The report concludes that publicly funded systems reduce multiple births because couples aren't pressured to implant more than one embryo to keep their personal costs down. And that means fewer complications, fewer premature babies and fewer neonatal intensive care stays.

The 500-page report was prepared for the province by the University of Alberta's school of public health. Alberta asked for the study as part of an on-going review of its fertility treatment policies.

"The bottom line is that in the long run you will save money if you pay the money up front to provide the service," said Dev Menon, one of the authors and a University of Alberta professor.

"Exactly the amount you'd save would depend on the kind of policy you put in place. A policy could limit the amount of embryos by age and this is done in some places."

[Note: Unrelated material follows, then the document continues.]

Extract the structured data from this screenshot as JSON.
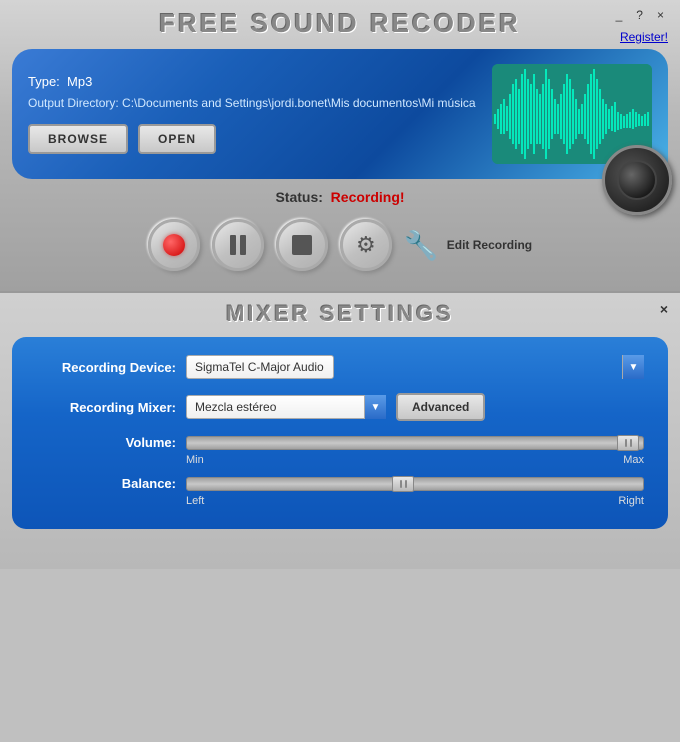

That kind of restrictive model could save Alberta an estimated $97 million over 18 years, a span that covers from birth until adulthood. That number takes into account the expected increase for the service if it was publicly funded.

New parents support public funding

One Calgary family says they wouldn't have been able to afford the $30,000 it took to conceive their children, Faith and Kaylee, through IVF without a grant from a local charity. Their father, Brandon Newell, agrees the provincial government should help.

"This is a medical condition and we need to get this funded,” he said. "It's just a little bit of money and kids like Faith and Kaylee get to have just an awesome life to look forward to."

Terri Abraham, a spokesperson for Generations of Hope, a charity that helped the Newells and other people who struggle to conceive, can’t understand why IVF wouldn’t be funded.

"You're sitting there with information that says you could be saving money, and in this fiscally responsible government that's trying to reduce our deficit, why wouldn't they just do it?"

 Up to 16 per cent of Canadians struggle with infertility. The charity says about one in six Alberta couples have trouble conceiving a child, and about 1,300 cycles of IVF treatment were done in Alberta last year.

Corrections

  • The University of Alberta report originally stated the province could save an estimated $97 million dollars a year by funding IVF. In fact, the savings are estimated over 18 years.